Esplosione di Bologna. La testimonianza del teggianese Domenico Gioia:”Sembrava di bruciare” -VIDEO-









































Domenico Gioia teggiano incendio-bologna-1

È di due morti e circa 70 feriti il bilancio dell’incendio sviluppatosi, poco dopo le 14.00 di quest’oggi, sul raccordo autostradale che collega l’A1 e A14 all’altezza di Borgo Panigale, alle porte di Bologna, a seguito dell’esplosione di un’autocisterna. Lo scoppio, provocato da un incidente che ha coinvolto diversi mezzi pesanti, ha dato vita ad un vasto incendio che si è propagato dalla tangenziale e ha coinvolto alcune auto di concessionarie vicine che sono a loro volta esplose.

L’autocisterna che ha preso fuoco trasportava, molto probabilmente, gpl. A seguito dell’onda d’urto provocata dall’esplosione sono scoppiati i vetri di alcune case vicine e il ponte dell’autostrada sul raccordo di Casalecchio è parzialmente crollato.

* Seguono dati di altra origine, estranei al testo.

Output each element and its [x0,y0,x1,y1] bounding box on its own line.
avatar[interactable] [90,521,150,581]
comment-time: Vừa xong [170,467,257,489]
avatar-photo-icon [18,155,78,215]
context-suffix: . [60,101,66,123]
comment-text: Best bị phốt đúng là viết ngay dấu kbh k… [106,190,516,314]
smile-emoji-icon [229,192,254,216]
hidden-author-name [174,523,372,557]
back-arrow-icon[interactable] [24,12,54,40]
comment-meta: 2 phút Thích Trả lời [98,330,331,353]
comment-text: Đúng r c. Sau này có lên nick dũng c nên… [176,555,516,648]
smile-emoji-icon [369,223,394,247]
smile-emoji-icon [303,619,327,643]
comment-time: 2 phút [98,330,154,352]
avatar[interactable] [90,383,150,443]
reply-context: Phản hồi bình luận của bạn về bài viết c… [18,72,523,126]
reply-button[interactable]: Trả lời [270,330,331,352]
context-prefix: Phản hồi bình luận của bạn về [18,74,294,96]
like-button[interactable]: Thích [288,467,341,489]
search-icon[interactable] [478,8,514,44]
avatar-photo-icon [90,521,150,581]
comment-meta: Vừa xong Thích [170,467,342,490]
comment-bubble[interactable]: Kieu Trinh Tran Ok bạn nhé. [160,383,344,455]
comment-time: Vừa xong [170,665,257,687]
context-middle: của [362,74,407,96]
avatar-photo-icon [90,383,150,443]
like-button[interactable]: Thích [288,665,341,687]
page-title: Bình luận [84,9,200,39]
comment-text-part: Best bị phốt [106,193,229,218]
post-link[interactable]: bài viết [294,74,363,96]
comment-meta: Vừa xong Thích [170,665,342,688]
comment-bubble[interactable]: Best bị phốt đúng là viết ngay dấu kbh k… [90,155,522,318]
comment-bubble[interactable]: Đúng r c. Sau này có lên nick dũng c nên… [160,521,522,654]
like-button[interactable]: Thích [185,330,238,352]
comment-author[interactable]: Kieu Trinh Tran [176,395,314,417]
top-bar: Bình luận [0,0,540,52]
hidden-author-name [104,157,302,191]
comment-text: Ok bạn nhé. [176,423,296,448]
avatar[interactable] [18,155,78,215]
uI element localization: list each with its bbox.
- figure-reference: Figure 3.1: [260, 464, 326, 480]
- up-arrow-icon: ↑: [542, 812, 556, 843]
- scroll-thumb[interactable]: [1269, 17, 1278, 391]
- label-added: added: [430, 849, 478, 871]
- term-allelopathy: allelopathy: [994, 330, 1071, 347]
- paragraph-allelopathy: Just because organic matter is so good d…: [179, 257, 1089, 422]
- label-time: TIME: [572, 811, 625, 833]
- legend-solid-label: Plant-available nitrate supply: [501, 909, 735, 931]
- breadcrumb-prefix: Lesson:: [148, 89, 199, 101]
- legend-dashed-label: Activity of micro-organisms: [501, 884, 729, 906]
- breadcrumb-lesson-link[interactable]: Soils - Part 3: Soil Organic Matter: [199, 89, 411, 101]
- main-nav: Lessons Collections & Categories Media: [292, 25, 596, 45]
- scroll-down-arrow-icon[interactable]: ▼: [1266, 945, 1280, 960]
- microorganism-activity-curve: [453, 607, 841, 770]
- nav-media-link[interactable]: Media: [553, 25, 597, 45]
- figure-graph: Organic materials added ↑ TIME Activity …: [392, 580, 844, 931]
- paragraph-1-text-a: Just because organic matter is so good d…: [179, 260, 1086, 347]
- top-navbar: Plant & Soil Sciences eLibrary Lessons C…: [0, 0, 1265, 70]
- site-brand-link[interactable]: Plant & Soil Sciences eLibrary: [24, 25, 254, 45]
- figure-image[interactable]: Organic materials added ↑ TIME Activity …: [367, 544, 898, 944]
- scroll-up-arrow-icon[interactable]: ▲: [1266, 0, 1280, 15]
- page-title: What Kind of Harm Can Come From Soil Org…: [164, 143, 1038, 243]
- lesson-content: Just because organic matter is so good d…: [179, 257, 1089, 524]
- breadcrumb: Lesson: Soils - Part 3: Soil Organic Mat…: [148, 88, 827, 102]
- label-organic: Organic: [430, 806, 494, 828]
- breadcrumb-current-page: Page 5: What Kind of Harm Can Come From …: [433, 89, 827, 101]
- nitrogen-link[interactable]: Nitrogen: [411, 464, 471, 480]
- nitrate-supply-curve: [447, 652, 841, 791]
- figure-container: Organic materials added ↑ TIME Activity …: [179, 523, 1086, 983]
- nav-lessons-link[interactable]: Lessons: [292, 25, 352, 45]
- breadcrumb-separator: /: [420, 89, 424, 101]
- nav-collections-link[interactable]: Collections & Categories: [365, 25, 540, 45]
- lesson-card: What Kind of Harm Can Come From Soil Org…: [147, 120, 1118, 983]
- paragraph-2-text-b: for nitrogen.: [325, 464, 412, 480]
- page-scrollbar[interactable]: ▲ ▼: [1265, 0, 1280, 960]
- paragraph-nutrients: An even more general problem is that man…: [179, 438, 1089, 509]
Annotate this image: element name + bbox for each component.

Nei pressi del luogo della tragica vicenda si trovava Domenicantonio Gioia, 31enne di Teggiano, che da ormai 2 anni vive a Bologna e lavora in un’azienda a Borgo Panigale.

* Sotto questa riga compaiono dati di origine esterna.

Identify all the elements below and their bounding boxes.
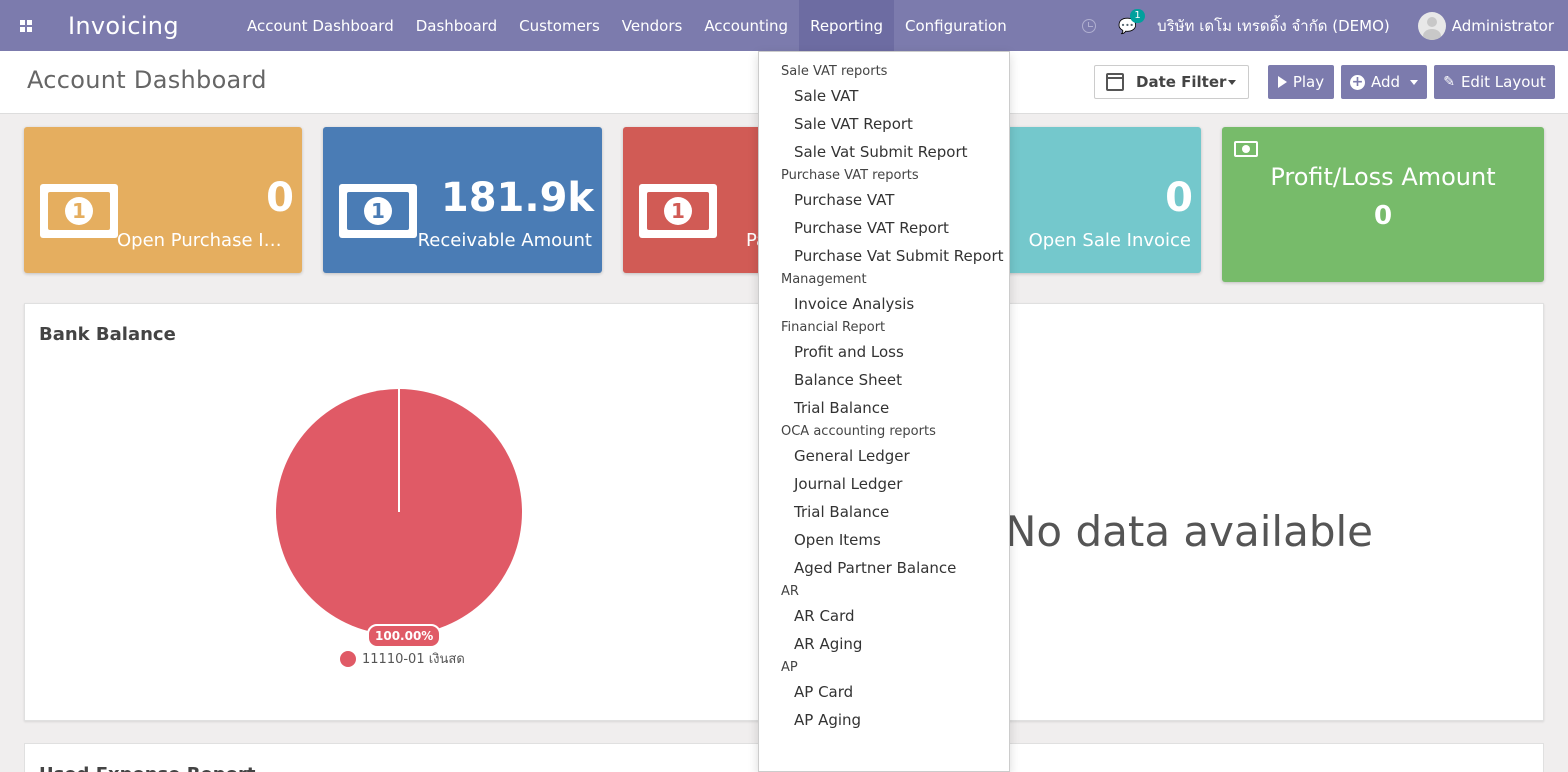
dropdown-item-purchase-vat-report[interactable]: Purchase VAT Report xyxy=(759,214,1009,242)
edit-layout-button[interactable]: ✎ Edit Layout xyxy=(1434,65,1555,99)
dropdown-section-header: Management xyxy=(781,272,867,287)
kpi-tile-profit-loss[interactable]: Profit/Loss Amount 0 xyxy=(1222,127,1544,282)
dropdown-item-purchase-vat[interactable]: Purchase VAT xyxy=(759,186,1009,214)
plus-circle-icon: + xyxy=(1349,73,1365,90)
dropdown-item-aged-partner-balance[interactable]: Aged Partner Balance xyxy=(759,554,1009,582)
dropdown-section-header: OCA accounting reports xyxy=(781,424,936,439)
dropdown-item-open-items[interactable]: Open Items xyxy=(759,526,1009,554)
tile-value: 181.9k xyxy=(440,175,594,221)
dropdown-item-trial-balance[interactable]: Trial Balance xyxy=(759,394,1009,422)
tile-value: 0 xyxy=(1165,175,1193,221)
menu-dashboard[interactable]: Dashboard xyxy=(405,0,508,51)
kpi-tile-open-purchase[interactable]: 1 0 Open Purchase In... xyxy=(24,127,302,273)
dropdown-item-journal-ledger[interactable]: Journal Ledger xyxy=(759,470,1009,498)
dropdown-item-profit-and-loss[interactable]: Profit and Loss xyxy=(759,338,1009,366)
tile-value: 0 xyxy=(1373,201,1393,231)
user-avatar[interactable] xyxy=(1417,11,1446,40)
pie-legend[interactable]: 11110-01 เงินสด xyxy=(340,648,465,669)
tile-label: Open Sale Invoice xyxy=(1028,230,1191,251)
caret-down-icon xyxy=(1410,79,1419,85)
dropdown-item-ar-card[interactable]: AR Card xyxy=(759,602,1009,630)
dropdown-item-ap-card[interactable]: AP Card xyxy=(759,678,1009,706)
date-filter-label: Date Filter xyxy=(1136,73,1227,91)
caret-down-icon xyxy=(1228,80,1236,85)
dropdown-item-ap-aging[interactable]: AP Aging xyxy=(759,706,1009,734)
user-menu[interactable]: Administrator xyxy=(1452,17,1554,35)
add-label: Add xyxy=(1370,73,1401,91)
play-icon xyxy=(1277,76,1287,88)
app-brand[interactable]: Invoicing xyxy=(68,12,236,40)
money-bill-icon: 1 xyxy=(639,184,717,238)
dropdown-section-header: AP xyxy=(781,660,798,675)
date-filter-dropdown[interactable]: Date Filter xyxy=(1094,65,1249,99)
kpi-tile-receivable[interactable]: 1 181.9k Receivable Amount xyxy=(323,127,602,273)
menu-account-dashboard[interactable]: Account Dashboard xyxy=(236,0,405,51)
play-label: Play xyxy=(1292,73,1325,91)
message-count-badge: 1 xyxy=(1130,8,1145,23)
dropdown-section-header: Financial Report xyxy=(781,320,886,335)
legend-label: 11110-01 เงินสด xyxy=(362,652,465,667)
menu-reporting[interactable]: Reporting xyxy=(799,0,894,51)
pie-tooltip: 100.00% xyxy=(367,624,442,648)
dropdown-section-header: Sale VAT reports xyxy=(781,64,888,79)
dropdown-item-sale-vat-report[interactable]: Sale VAT Report xyxy=(759,110,1009,138)
menu-configuration[interactable]: Configuration xyxy=(894,0,1018,51)
dropdown-item-general-ledger[interactable]: General Ledger xyxy=(759,442,1009,470)
tile-label: Open Purchase In... xyxy=(117,230,292,251)
dropdown-section-header: Purchase VAT reports xyxy=(781,168,919,183)
expense-report-title: Used Expense Report xyxy=(39,764,256,772)
dropdown-item-purchase-vat-submit-report[interactable]: Purchase Vat Submit Report xyxy=(759,242,1009,270)
menu-accounting[interactable]: Accounting xyxy=(693,0,799,51)
bank-balance-title: Bank Balance xyxy=(39,324,176,345)
systray: 💬 1 บริษัท เดโม เทรดดิ้ง จำกัด (DEMO) Adm… xyxy=(1082,0,1568,51)
company-switcher[interactable]: บริษัท เดโม เทรดดิ้ง จำกัด (DEMO) xyxy=(1157,14,1390,38)
legend-dot xyxy=(340,650,356,667)
dropdown-item-balance-sheet[interactable]: Balance Sheet xyxy=(759,366,1009,394)
apps-grid-icon xyxy=(19,19,32,32)
dropdown-item-trial-balance[interactable]: Trial Balance xyxy=(759,498,1009,526)
add-button[interactable]: + Add xyxy=(1341,65,1427,99)
bank-balance-pie-chart xyxy=(276,389,522,635)
tile-label: Receivable Amount xyxy=(417,230,592,251)
pencil-icon: ✎ xyxy=(1443,74,1455,90)
menu-customers[interactable]: Customers xyxy=(508,0,611,51)
money-bill-icon: 1 xyxy=(40,184,118,238)
top-navbar: Invoicing Account Dashboard Dashboard Cu… xyxy=(0,0,1568,51)
play-button[interactable]: Play xyxy=(1268,65,1334,99)
calendar-icon xyxy=(1106,73,1124,91)
main-menu: Account Dashboard Dashboard Customers Ve… xyxy=(236,0,1018,51)
page-title: Account Dashboard xyxy=(27,66,267,94)
edit-layout-label: Edit Layout xyxy=(1460,73,1546,91)
menu-vendors[interactable]: Vendors xyxy=(611,0,694,51)
reporting-dropdown-menu: Sale VAT reports Sale VAT Sale VAT Report S… xyxy=(758,51,1010,772)
no-data-message: No data available xyxy=(1005,507,1373,556)
tile-value: 0 xyxy=(266,175,294,221)
dropdown-item-sale-vat-submit-report[interactable]: Sale Vat Submit Report xyxy=(759,138,1009,166)
messaging-icon[interactable]: 💬 1 xyxy=(1118,8,1145,35)
money-bill-icon: 1 xyxy=(339,184,417,238)
dropdown-item-sale-vat[interactable]: Sale VAT xyxy=(759,82,1009,110)
dropdown-section-header: AR xyxy=(781,584,799,599)
tile-label: Profit/Loss Amount xyxy=(1270,163,1496,191)
dropdown-item-invoice-analysis[interactable]: Invoice Analysis xyxy=(759,290,1009,318)
activity-clock-icon[interactable] xyxy=(1082,18,1097,33)
dropdown-item-ar-aging[interactable]: AR Aging xyxy=(759,630,1009,658)
money-bill-icon xyxy=(1234,141,1258,157)
apps-menu-button[interactable] xyxy=(0,0,51,51)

Erano da poco passate le 14 ed eravamo appena rientrati dalla pausa pranzo – spiega Domenicantonio – quando abbiamo sentito una prima esplosione. Impauriti ci siamo immediatamente diretti verso l’uscita e guardando in alto abbiamo visto una nube nera proveniente dalla tangenziale. Si sono avvertiti altri ‘piccoli’ scoppi e, impauriti, ci siamo preoccupati di avvertire i Vigili del Fuoco che al telefono ci hanno tranquillizzato dicendo che stavano per intervenire”.

Poco dopo l’esplosione più grande – racconta il 31enne teggianese – Tutti hanno iniziato ad urlare e scappare. L’onda d’urto è stata fortissima. Impressionante! I vetri del nostro magazzino sono andati in frantumi. Si è avvertito un forte calore, sentivo come se stessi per bruciare. Ho avuto davvero paura“.

Nella nostra azienda si sono registrati ingenti danni anche alla struttura – riferisce Domenicantonio – Infatti siamo stati evacuati e ancora non sappiamo quando potremo tornare a lavoro“.